Nothing ruins a fine meal quite like a frazzled waiter. But what if your server never left your side? A computer screen on the table’s surface shows you the menu and takes orders. The computer recommends an accompanying wine—and offers ratings and opinions from other customers, the lowdown on the winery, even a satellite picture of its location. You split the bill by dragging images of the dishes and beverages you ate across the screen to your side of the table. Of course, your table can’t deliver the food, but everyone can play a round of virtual poker while waiting for it to arrive.
These are some of the things surface computing aspires to achieve. The concept, quietly developed by Microsoft Corp. during much of this decade, was sprung on the public last year to much fanfare. Microsoft Surface uses many of the same components found in its desktop cousin—an Intel processor, memory, wireless antennas and a graphics card—and runs a modified version of the Vista operating system. Most of the components have been around for years, if not decades. Yet Microsoft’s more rabid evangelists predicted Surface would revolutionize computing much like the desktop computer did decades ago.
The key difference lies in how users interact with the computer. Lacking a mouse and keyboard, Surface accepts input using an LED light source aimed at its 30-inch display from below. When a finger or other object touches the table, the reflected light is detected by five infrared cameras. This allows several people to use the system simultaneously—and, like Apple’s iPhone, it also accepts two-handed gestures, such as grabbing the corners of an image and spinning it or zooming in. It can also respond to certain objects. For example, photographs can be downloaded from a wireless-enabled camera, and then littered across the screen like a bunch of 4 x 6s.
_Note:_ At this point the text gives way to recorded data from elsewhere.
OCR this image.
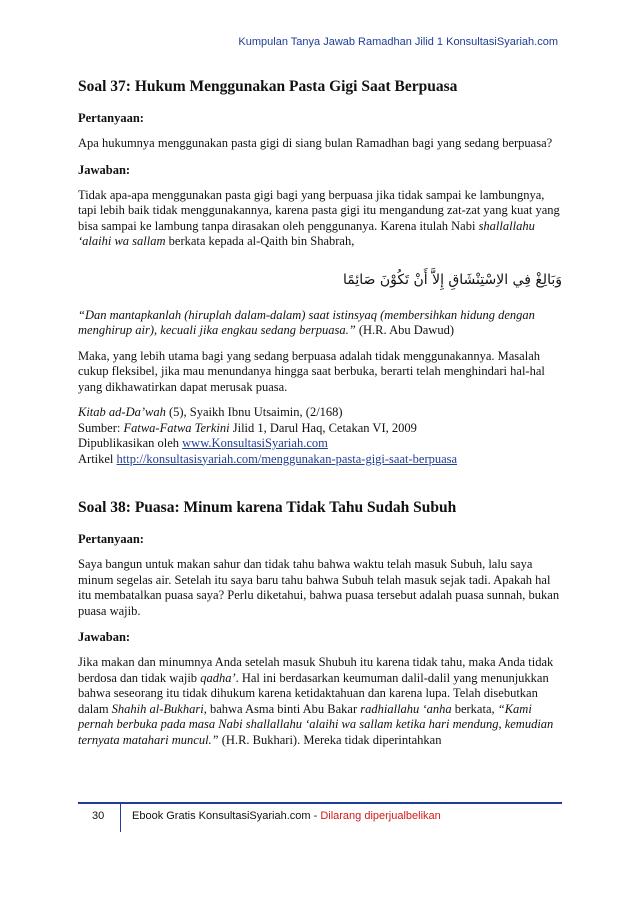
Kumpulan Tanya Jawab Ramadhan Jilid 1 KonsultasiSyariah.com
Soal 37: Hukum Menggunakan Pasta Gigi Saat Berpuasa
Pertanyaan:

Apa hukumnya menggunakan pasta gigi di siang bulan Ramadhan bagi yang sedang berpuasa?

Jawaban:

Tidak apa-apa menggunakan pasta gigi bagi yang berpuasa jika tidak sampai ke lambungnya, tapi lebih baik tidak menggunakannya, karena pasta gigi itu mengandung zat-zat yang kuat yang bisa sampai ke lambung tanpa dirasakan oleh penggunanya. Karena itulah Nabi shallallahu ‘alaihi wa sallam berkata kepada al-Qaith bin Shabrah,

وَبَالِغْ فِي الاِسْتِنْشَاقِ إِلاَّ أَنْ تَكُوْنَ صَائِمًا

“Dan mantapkanlah (hiruplah dalam-dalam) saat istinsyaq (membersihkan hidung dengan menghirup air), kecuali jika engkau sedang berpuasa.” (H.R. Abu Dawud)

Maka, yang lebih utama bagi yang sedang berpuasa adalah tidak menggunakannya. Masalah cukup fleksibel, jika mau menundanya hingga saat berbuka, berarti telah menghindari hal-hal yang dikhawatirkan dapat merusak puasa.

Kitab ad-Da’wah (5), Syaikh Ibnu Utsaimin, (2/168)

Sumber: Fatwa-Fatwa Terkini Jilid 1, Darul Haq, Cetakan VI, 2009

Dipublikasikan oleh www.KonsultasiSyariah.com

Artikel http://konsultasisyariah.com/menggunakan-pasta-gigi-saat-berpuasa

Soal 38: Puasa: Minum karena Tidak Tahu Sudah Subuh
Pertanyaan:

Saya bangun untuk makan sahur dan tidak tahu bahwa waktu telah masuk Subuh, lalu saya minum segelas air. Setelah itu saya baru tahu bahwa Subuh telah masuk sejak tadi. Apakah hal itu membatalkan puasa saya? Perlu diketahui, bahwa puasa tersebut adalah puasa sunnah, bukan puasa wajib.

Jawaban:

Jika makan dan minumnya Anda setelah masuk Shubuh itu karena tidak tahu, maka Anda tidak berdosa dan tidak wajib qadha’. Hal ini berdasarkan keumuman dalil-dalil yang menunjukkan bahwa seseorang itu tidak dihukum karena ketidaktahuan dan karena lupa. Telah disebutkan dalam Shahih al-Bukhari, bahwa Asma binti Abu Bakar radhiallahu ‘anha berkata, “Kami pernah berbuka pada masa Nabi shallallahu ‘alaihi wa sallam ketika hari mendung, kemudian ternyata matahari muncul.” (H.R. Bukhari). Mereka tidak diperintahkan

30	Ebook Gratis KonsultasiSyariah.com - Dilarang diperjualbelikan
But Surface hasn’t lived up to the hype—so far. With partners such as cellphone provider T-Mobile and hotel operator Starwood Hotels & Resorts on hand, Microsoft initially claimed Surface would be available by the end of last year. It wasn’t. Instead, the company declared this April that Surface units would appear in five AT&T mobile phone stores in New York City, Atlanta, San Antonio and San Francisco as a sort of glorified product information kiosk.
Though much of the excitement has dissipated, the AT&T deployment merely scratches the surface—if you will—of what the technology might one day accomplish. Virtual concierges in hotels and condominiums could allow residents to plan their lives by mapping out routes to nearby restaurants, video rental outlets or dry cleaners. In corporate settings, teams might gather round a table computer and plan collaboratively while plotting against their foes.
But cost remains one significant barrier: Surface reportedly costs up to US$10,000 and more exotic competitors can set you back more than US$100,000. Whether or not Microsoft gets it right, wall and touch-based computers could be en route to a shopping mall, hotel, boardroom or living room near you.